Paul Munnings has been the Daily’s sports editor since 2001, joining the paper after spending 10 years at the Tweed Daily News. Unfortunately work prevents him from playing more golf and watching more sport on TV – or writing a longer blurb for his blog! Why it’s so hard for the Falcons
| Paul Munnings
Some people connected with the Sunshine Coast Falcons rugby league team have had enough of the “Falcon bashing” from people around the game. Hopefully, they won’t see this column as another attack on their club, but rather a view of what I think the situation is with the Coast’s highest-level rugby league club at the moment.
The Falcons, and rightly so, want their senior and colts teams to include the best players the Coast has to offer, but unfortunately, and rightly so, the bulk of the best players on the Coast don’t want to play for them. The reason? Playing in the Maroochy RSL Cup offers them an experience which is, to them, superior to lining up for the Falcons – at the moment.
Winning a FOGs Cup game for the Falcons earns you $200. Winning a Maroochy RSL Cup game for a couple of the local clubs earns you a little bit less, but if you’re at one of the leading clubs, wins come more often than they do for the Falcons. At the Falcons, there’s nothing for a loss, although that may change.
And when you play for a local club you don’t have to train as often; you don’t have to travel to Brisbane, Ipswich or the Gold Coast for a game every fortnight, and you can stay with mates you’ve played with for years.
It’s hard to see why, if you’re a leading player, you would want to go to the FOGs Cup side. Now, if the Falcons were in the Queensland Cup, the best competition in the state, rather than a reserve-grade competition, then that might be different.
The challenge of playing against the best in Queensland, making the odd appearance on ABC TV on Saturday afternoon and hopefully getting an NRL scout to look at you might encourage a few more players to switch over.
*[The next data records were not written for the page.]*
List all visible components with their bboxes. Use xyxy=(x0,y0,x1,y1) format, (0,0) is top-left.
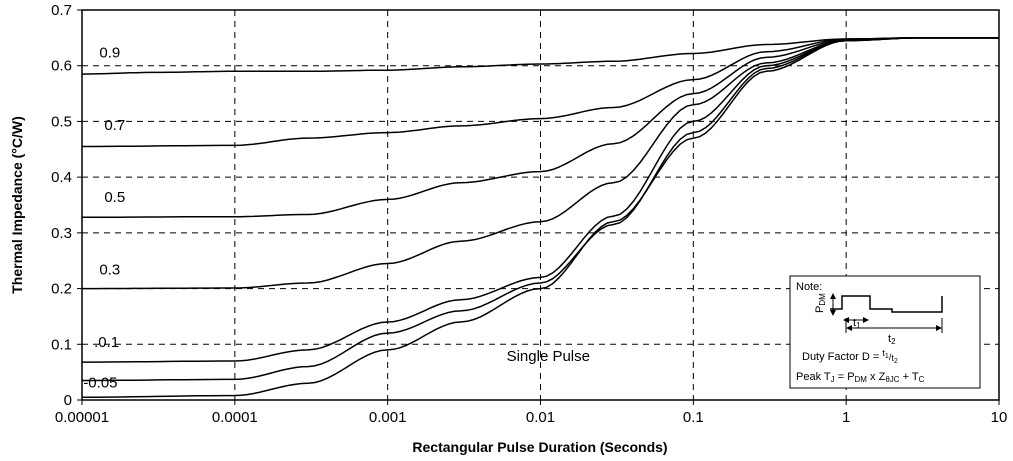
y-axis-title: Thermal Impedance (°C/W) xyxy=(9,116,25,294)
pulse-waveform xyxy=(830,295,943,313)
curve-label: 0.7 xyxy=(104,117,125,134)
curve-labels: 0.9 0.7 0.5 0.3 .0.1 -0.05 Single Pulse xyxy=(83,44,590,391)
y-tick-label: 0.2 xyxy=(51,281,72,298)
curve-label: 0.5 xyxy=(104,189,125,206)
curve-label: .0.1 xyxy=(94,334,119,351)
curve-label: 0.9 xyxy=(99,44,120,61)
note-box: Note: PDM t1 t2 Duty Factor D = t1/t2 Pe… xyxy=(789,275,981,389)
pdm-label: PDM xyxy=(814,293,827,313)
curve-0.3 xyxy=(82,37,999,290)
t2-label: t2 xyxy=(888,333,896,346)
y-tick-label: 0.6 xyxy=(51,58,72,75)
pdm-arrow-head-top xyxy=(830,293,836,299)
x-tick-label: 0.01 xyxy=(526,409,555,426)
y-tick-label: 0.5 xyxy=(51,113,72,130)
x-tick-label: 10 xyxy=(991,409,1008,426)
x-tick-label: 0.00001 xyxy=(55,409,109,426)
y-axis-ticks: 0 0.1 0.2 0.3 0.4 0.5 0.6 0.7 xyxy=(51,2,82,409)
curve-label: 0.3 xyxy=(99,262,120,279)
note-title: Note: xyxy=(796,281,822,293)
x-tick-label: 0.1 xyxy=(683,409,704,426)
y-tick-label: 0.3 xyxy=(51,225,72,242)
curve-label: -0.05 xyxy=(83,375,117,392)
note-box-frame xyxy=(789,275,981,389)
t2-arrow-head-left xyxy=(846,325,852,331)
curve-label: Single Pulse xyxy=(507,348,590,365)
x-axis-title: Rectangular Pulse Duration (Seconds) xyxy=(412,439,667,455)
y-tick-label: 0.7 xyxy=(51,2,72,19)
peak-tj-text: Peak TJ = PDM x ZθJC + TC xyxy=(796,371,925,384)
y-tick-label: 0.1 xyxy=(51,336,72,353)
y-tick-label: 0.4 xyxy=(51,169,72,186)
x-tick-label: 0.001 xyxy=(369,409,407,426)
pdm-arrow-head-bottom xyxy=(830,310,836,316)
duty-factor-text: Duty Factor D = t1/t2 xyxy=(802,348,898,365)
t1-arrow-head-right xyxy=(863,317,869,323)
x-tick-label: 1 xyxy=(842,409,850,426)
t1-label: t1 xyxy=(853,317,861,330)
x-tick-label: 0.0001 xyxy=(212,409,258,426)
t2-arrow-head-right xyxy=(936,325,942,331)
x-axis-ticks: 0.00001 0.0001 0.001 0.01 0.1 1 10 xyxy=(55,400,1007,426)
curves xyxy=(81,37,999,398)
curve-single-pulse xyxy=(82,37,999,398)
y-tick-label: 0 xyxy=(64,392,72,409)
The Falcons are going to struggle attracting any players to make the move until they pay much more or make it a more attractive option. For that to happen, they will somehow need to get more money in the bank from their major sponsor and associate sponsors. You can’t force players to join the Falcons.
Once they do join, you have to make what you have at the club worth staying for and then they won’t want to go back to their local sides like so many did in the previous off-season. Playing in the Queensland Cup won’t happen until the QRL lets the Falcons in.
Until then, and unless some more funding for players is found, I fear it’s going to be uphill all the way for the FOGs.